Gdy zapakowałam wszystko pizza zamówiona przez Jungkooka była już na stole. W szklankach czekała też Coca-Cola.
- O wszystkim pomyślałeś... Nawet o napojach...
- Nie da się jeść pizzy bez jakiegoś picia...
- Zgadza się, więc jedźmy póki jest jeszcze ciepłe...

Kilka minut wcześniej:
Pizza doszła a ja tylko na to czekałem. Wiedziałem, że chłopaki szybko nie wrócą więc okazja była idealna na to by zaciągnąć Kate do łóżka. Zdawałem sobie z sprawę z tego, że ona nie zgodzi się na to tak po prostu. Pragnąłem jej każdego dnia więc kupiłem tabletkę po której zgodzi się na wszystko.
Wrzuciłem ją do jej napoju. Jak tylko zacznie pić ona powoli będzie działać a ja w końcu będę mógł ją dotknąć i kochać się z nią. Wiem, że to złe, ale moje pragnienie jest silniejsze ode mnie. Nie mogę na tym zapanować, nie potrafię, nie chcę. Odbiję Kate Jiminowi choćbym musiał zrobić to siłą. Spełnię swoje Marzenie.

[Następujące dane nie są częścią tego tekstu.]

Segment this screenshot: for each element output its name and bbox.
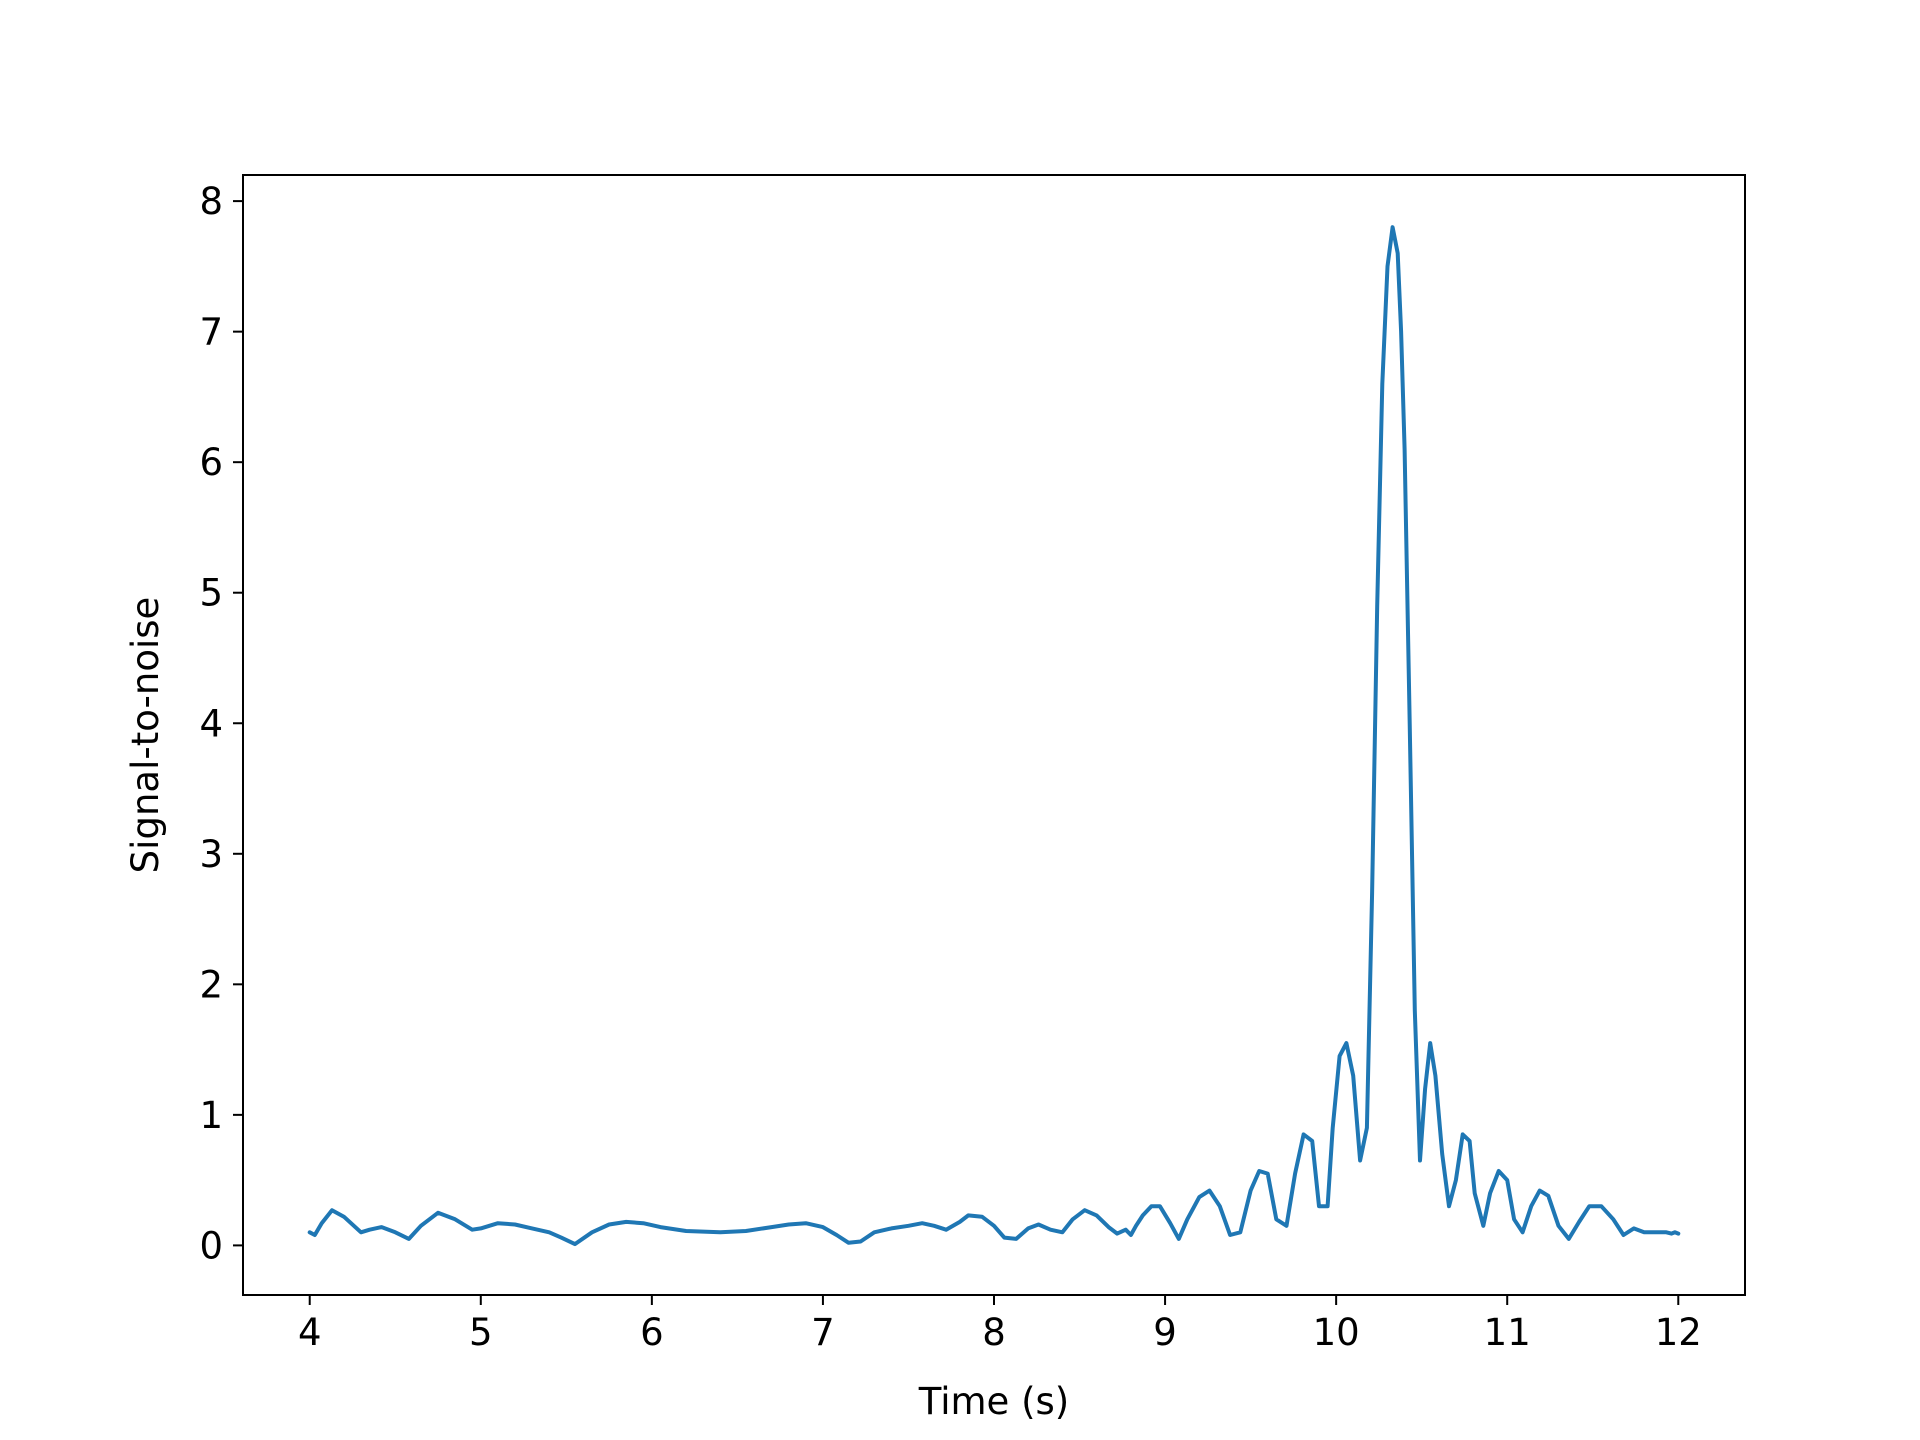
x-tick-label: 10	[1313, 1311, 1360, 1354]
y-tick-label: 6	[199, 441, 223, 484]
y-tick-label: 3	[199, 833, 223, 876]
y-tick-label: 1	[199, 1094, 223, 1137]
x-tick-label: 6	[640, 1311, 664, 1354]
y-tick-label: 5	[199, 572, 223, 615]
x-axis: 4 5 6 7 8 9 10 11 12	[298, 1295, 1702, 1354]
x-tick-label: 11	[1484, 1311, 1531, 1354]
y-tick-label: 2	[199, 963, 223, 1006]
y-tick-label: 7	[199, 311, 223, 354]
x-tick-label: 4	[298, 1311, 322, 1354]
x-tick-label: 12	[1655, 1311, 1702, 1354]
x-tick-label: 8	[982, 1311, 1006, 1354]
y-axis-label: Signal-to-noise	[124, 597, 167, 874]
y-axis: 0 1 2 3 4 5 6 7 8	[199, 180, 243, 1267]
x-tick-label: 5	[469, 1311, 493, 1354]
series-line	[307, 225, 1681, 1247]
x-axis-label: Time (s)	[918, 1380, 1069, 1423]
plot-frame	[242, 174, 1746, 1296]
y-tick-label: 0	[199, 1224, 223, 1267]
x-tick-label: 9	[1153, 1311, 1177, 1354]
y-tick-label: 8	[199, 180, 223, 223]
x-tick-label: 7	[811, 1311, 835, 1354]
y-tick-label: 4	[199, 702, 223, 745]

Zjedliśmy pizzę, a ja po kilku minutach zaczęłam dziwnie się czuć. Bolał mnie lekko żołądek a gdy wstałam od stołu obraz zaczął mi się zamazywać. Złapałam się szybko krzesła a po chwili byłam w męskich ramionach. Zdawało mi się, że to był Jungkook, ale nie byłam tego pewna. Ciągle mnie mdliło, a on chyba prowadził mnie na górę.
- Co się dzieje? Nie dobrze mi - powiedziałam patrząc na niego choć słabo widziałam.
- Źle się poczułaś, zaprowadzę cię do łóżka żebyś odpoczęła. - odpowiedział ale ja nie byłam pewna tego co do mnie mówi.
Znaleźliśmy się w pokoju. Położyłam się na łóżku.
Poczułam jak ktoś kładzie się na mnie. Moje oczy patrzyły na twarz mężczyzny.
- Jimin? Źle się czuję... Daj spokój... - mamrotałam sama nie wiem co.
- Kochanie, tak to ja, nic się nie bój, pozbędę się twojego bólu głowy i złego samopoczucia. - odpowiedział nie Jimin a Jungkook podając się na Chima.
- Kocham Cię Jimin... - westchnęłam całując się z nim.
Nie wiedziałam co się dzieje oraz tego, że w tym momencie całuje mnie Kookie a nie mój Jimin.
- Och Kate... Czekałem na to odkąd pierwszy raz cię zobaczyłem... Teraz będziesz tylko moja... A Jimin zniknie bez śladu... Gdy o wszystkim się dowie... - powiedział cicho Jungkook.
Nie słyszałam jego słów. Głowa bolała mnie tak strasznie, że rzeczywistość zlewała się z tym co mi się wydawało.
Czułam jak tracę odzież i męskie dłonie które dotykały moje ciało.
Nie wiem kiedy, ale po chwili byłam naga a chłopak który wyglądał jak Jimin zaczął się ze mną kochać....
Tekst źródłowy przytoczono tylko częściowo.